Sinn Féin party Chairperson Mitchel McLaughlin has also said that the situation is "totally intolerable."
"The reality is that the message this sends out to Catholics, or to other nationalists in Lisburn, is that there is no need to apply as far as Lisburn City Council is concerned," he said. "Make no mistake about it, if that type of blatant and direct discrimination can happen in the election to the senior positions on the council, then the ratepayers of Lisburn can expect no better."
"We intend to be part of an effective campaign about bringing democracy to the Council. It's not about collapsing local government institutions, but it is about making them democratic - and transparently democratic."
Sinn Féin's campaign to end discrimination in Lisburn will include calls for:
- the implementation of the d'Hondt power-sharing system, in which positions are shared between parties according to strength.
- motions to be put before all councils in the Six Counties on Lisburn Council and its exclusion of nationalist representatives.
- the SDLP and the cross-community Alliance Party to support the campaign to end discrimination against the 17,000 voters who vote for the parties in the area.
- the British government to consider dissolving Lisburn Council and take power out of unionist hands.
- debates in Irish, British and European parliaments and in US Congress to pass motions in support of nationalists in Lisburn.

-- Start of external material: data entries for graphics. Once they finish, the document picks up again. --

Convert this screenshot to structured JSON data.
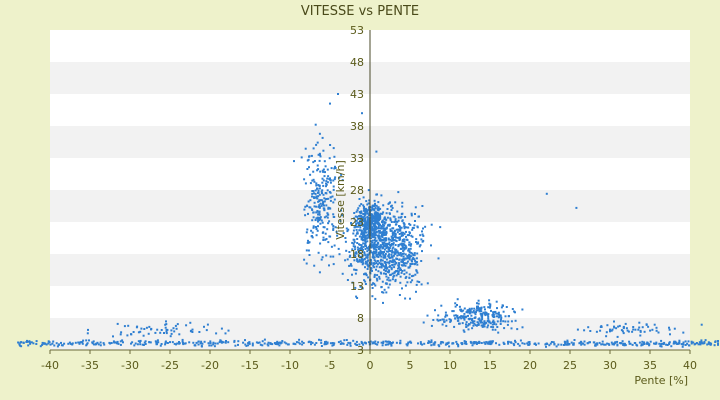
{
  "chart_data": {
    "type": "scatter",
    "title": "VITESSE vs PENTE",
    "xlabel": "Pente [%]",
    "ylabel": "Vitesse [km/h]",
    "xlim": [
      -40,
      40
    ],
    "ylim": [
      3,
      53
    ],
    "x_ticks": [
      "-40",
      "-35",
      "-30",
      "-25",
      "-20",
      "-15",
      "-10",
      "-5",
      "0",
      "5",
      "10",
      "15",
      "20",
      "25",
      "30",
      "35",
      "40"
    ],
    "y_ticks": [
      "53",
      "48",
      "43",
      "38",
      "33",
      "28",
      "23",
      "18",
      "13",
      "8",
      "3"
    ],
    "grid": "horizontal bands",
    "colors": {
      "points": "#2f7fd1",
      "band": "#f2f2f2",
      "plot": "#ffffff",
      "background": "#eef2cb"
    },
    "series": [
      {
        "clusters": [
          {
            "x_range": [
              -44,
              44
            ],
            "y_range": [
              3.3,
              4.8
            ],
            "count": 620
          },
          {
            "x_range": [
              -6,
              10
            ],
            "y_range": [
              8,
              30
            ],
            "count": 900
          },
          {
            "x_range": [
              -10,
              -2
            ],
            "y_range": [
              10,
              42
            ],
            "count": 260
          },
          {
            "x_range": [
              -3,
              3
            ],
            "y_range": [
              18,
              28
            ],
            "count": 320
          },
          {
            "x_range": [
              5,
              22
            ],
            "y_range": [
              4.5,
              12
            ],
            "count": 260
          },
          {
            "x_range": [
              -40,
              -10
            ],
            "y_range": [
              4.5,
              8
            ],
            "count": 60
          },
          {
            "x_range": [
              20,
              44
            ],
            "y_range": [
              4.5,
              8
            ],
            "count": 60
          }
        ],
        "highlight_points": [
          {
            "x": 22.1,
            "y": 27.4
          },
          {
            "x": 25.8,
            "y": 25.2
          },
          {
            "x": -4.0,
            "y": 43.0
          },
          {
            "x": -5.0,
            "y": 41.5
          },
          {
            "x": -1.0,
            "y": 40.0
          },
          {
            "x": 0.8,
            "y": 34.0
          }
        ]
      }
    ]
  }
}
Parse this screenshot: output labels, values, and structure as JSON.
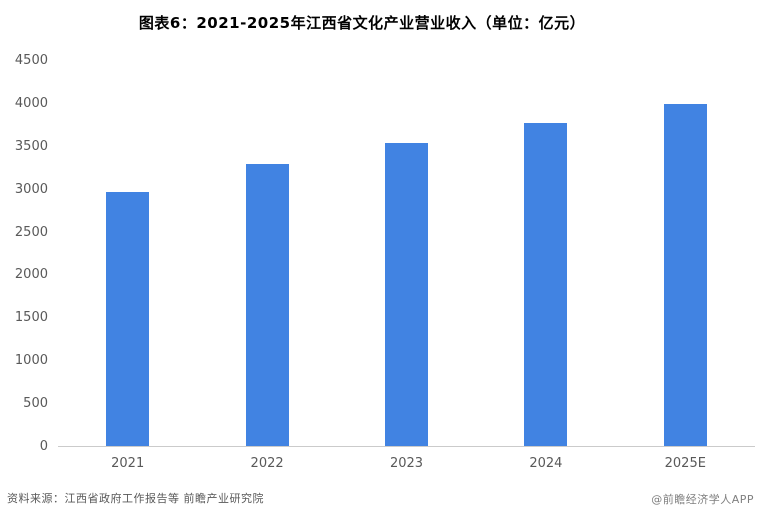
{
  "title": "图表6：2021-2025年江西省文化产业营业收入（单位：亿元）",
  "footer": {
    "source": "资料来源：江西省政府工作报告等  前瞻产业研究院",
    "watermark": "@前瞻经济学人APP"
  },
  "colors": {
    "bar": "#4183E2",
    "axis_line": "#CBCBCB",
    "tick_label": "#595959",
    "title_text": "#000000",
    "source_text": "#595959",
    "watermark_text": "#7F7F7F",
    "background": "#FFFFFF"
  },
  "chart_data": {
    "type": "bar",
    "title": "图表6：2021-2025年江西省文化产业营业收入（单位：亿元）",
    "unit": "亿元",
    "categories": [
      "2021",
      "2022",
      "2023",
      "2024",
      "2025E"
    ],
    "values": [
      2970,
      3300,
      3550,
      3780,
      4000
    ],
    "xlabel": "",
    "ylabel": "",
    "ylim": [
      0,
      4500
    ],
    "ytick_step": 500,
    "yticks": [
      0,
      500,
      1000,
      1500,
      2000,
      2500,
      3000,
      3500,
      4000,
      4500
    ],
    "grid": false,
    "legend": "none",
    "data_labels": false
  }
}
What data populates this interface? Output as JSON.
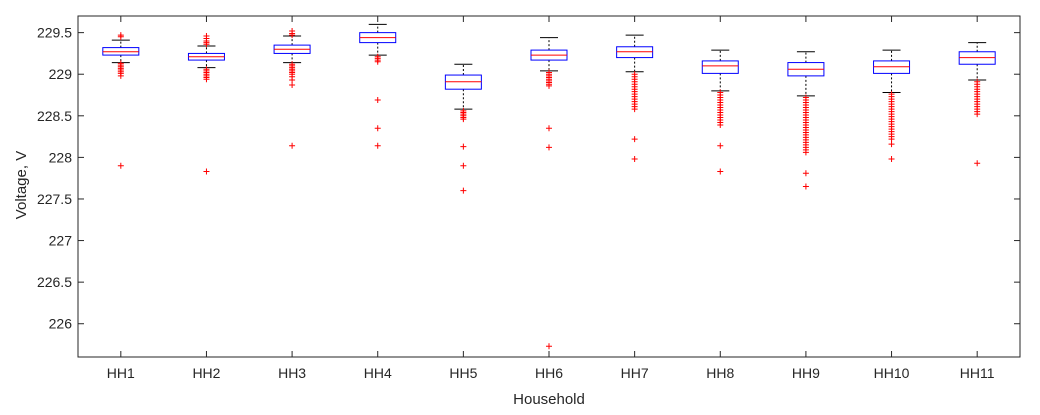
{
  "chart_data": {
    "type": "boxplot",
    "title": "",
    "xlabel": "Household",
    "ylabel": "Voltage, V",
    "ylim": [
      225.6,
      229.7
    ],
    "yticks": [
      226,
      226.5,
      227,
      227.5,
      228,
      228.5,
      229,
      229.5
    ],
    "ytick_labels": [
      "226",
      "226.5",
      "227",
      "227.5",
      "228",
      "228.5",
      "229",
      "229.5"
    ],
    "categories": [
      "HH1",
      "HH2",
      "HH3",
      "HH4",
      "HH5",
      "HH6",
      "HH7",
      "HH8",
      "HH9",
      "HH10",
      "HH11"
    ],
    "boxes": [
      {
        "name": "HH1",
        "whisker_low": 229.14,
        "q1": 229.23,
        "median": 229.27,
        "q3": 229.32,
        "whisker_high": 229.41,
        "outliers": [
          229.47,
          229.45,
          229.13,
          229.11,
          229.09,
          229.07,
          229.05,
          229.03,
          229.01,
          228.98,
          227.9
        ]
      },
      {
        "name": "HH2",
        "whisker_low": 229.08,
        "q1": 229.17,
        "median": 229.21,
        "q3": 229.25,
        "whisker_high": 229.34,
        "outliers": [
          229.46,
          229.43,
          229.4,
          229.38,
          229.36,
          229.06,
          229.04,
          229.02,
          229.0,
          228.98,
          228.96,
          228.94,
          227.83
        ]
      },
      {
        "name": "HH3",
        "whisker_low": 229.14,
        "q1": 229.25,
        "median": 229.3,
        "q3": 229.35,
        "whisker_high": 229.46,
        "outliers": [
          229.52,
          229.49,
          229.47,
          229.12,
          229.1,
          229.08,
          229.06,
          229.04,
          229.02,
          229.0,
          228.97,
          228.93,
          228.87,
          228.14
        ]
      },
      {
        "name": "HH4",
        "whisker_low": 229.23,
        "q1": 229.38,
        "median": 229.44,
        "q3": 229.5,
        "whisker_high": 229.6,
        "outliers": [
          229.21,
          229.19,
          229.17,
          229.15,
          228.69,
          228.35,
          228.14
        ]
      },
      {
        "name": "HH5",
        "whisker_low": 228.58,
        "q1": 228.82,
        "median": 228.91,
        "q3": 228.99,
        "whisker_high": 229.12,
        "outliers": [
          228.56,
          228.54,
          228.52,
          228.5,
          228.48,
          228.46,
          228.13,
          227.9,
          227.6
        ]
      },
      {
        "name": "HH6",
        "whisker_low": 229.04,
        "q1": 229.17,
        "median": 229.23,
        "q3": 229.29,
        "whisker_high": 229.44,
        "outliers": [
          229.02,
          229.0,
          228.98,
          228.96,
          228.94,
          228.92,
          228.9,
          228.88,
          228.86,
          228.35,
          228.12,
          225.73
        ]
      },
      {
        "name": "HH7",
        "whisker_low": 229.03,
        "q1": 229.2,
        "median": 229.27,
        "q3": 229.33,
        "whisker_high": 229.47,
        "outliers": [
          229.0,
          228.97,
          228.94,
          228.91,
          228.88,
          228.85,
          228.82,
          228.79,
          228.76,
          228.73,
          228.7,
          228.67,
          228.64,
          228.61,
          228.58,
          228.22,
          227.98
        ]
      },
      {
        "name": "HH8",
        "whisker_low": 228.8,
        "q1": 229.01,
        "median": 229.1,
        "q3": 229.16,
        "whisker_high": 229.29,
        "outliers": [
          228.78,
          228.75,
          228.72,
          228.69,
          228.66,
          228.63,
          228.6,
          228.57,
          228.54,
          228.51,
          228.48,
          228.45,
          228.42,
          228.39,
          228.14,
          227.83
        ]
      },
      {
        "name": "HH9",
        "whisker_low": 228.74,
        "q1": 228.98,
        "median": 229.06,
        "q3": 229.14,
        "whisker_high": 229.27,
        "outliers": [
          228.72,
          228.69,
          228.66,
          228.63,
          228.6,
          228.57,
          228.54,
          228.51,
          228.48,
          228.45,
          228.42,
          228.39,
          228.36,
          228.33,
          228.3,
          228.27,
          228.24,
          228.21,
          228.18,
          228.15,
          228.12,
          228.09,
          228.06,
          227.81,
          227.65
        ]
      },
      {
        "name": "HH10",
        "whisker_low": 228.78,
        "q1": 229.01,
        "median": 229.09,
        "q3": 229.16,
        "whisker_high": 229.29,
        "outliers": [
          228.76,
          228.73,
          228.7,
          228.67,
          228.64,
          228.61,
          228.58,
          228.55,
          228.52,
          228.49,
          228.46,
          228.43,
          228.4,
          228.37,
          228.34,
          228.31,
          228.28,
          228.25,
          228.22,
          228.16,
          227.98
        ]
      },
      {
        "name": "HH11",
        "whisker_low": 228.93,
        "q1": 229.12,
        "median": 229.2,
        "q3": 229.27,
        "whisker_high": 229.38,
        "outliers": [
          228.91,
          228.88,
          228.85,
          228.82,
          228.79,
          228.76,
          228.73,
          228.7,
          228.67,
          228.64,
          228.61,
          228.58,
          228.55,
          228.52,
          227.93
        ]
      }
    ],
    "colors": {
      "box": "#0000ff",
      "median": "#ff0000",
      "outlier": "#ff0000",
      "whisker": "#000000",
      "axis": "#262626",
      "text": "#262626"
    },
    "grid": false,
    "legend": "none"
  }
}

Sinn Féin will actively oppose publicity campaigns for the new city, which uses the slogan: 'Lisburn, A City for Everyone'. The party will also protest at any events Lisburn Council is invited to. Sinn Féin will also petition the business and community sectors to refuse to use the Council's Island Civic Centre for conferences and community groups in Twinbrook, Poleglass and Lagmore not to invite the mayor or deputy mayor into the area.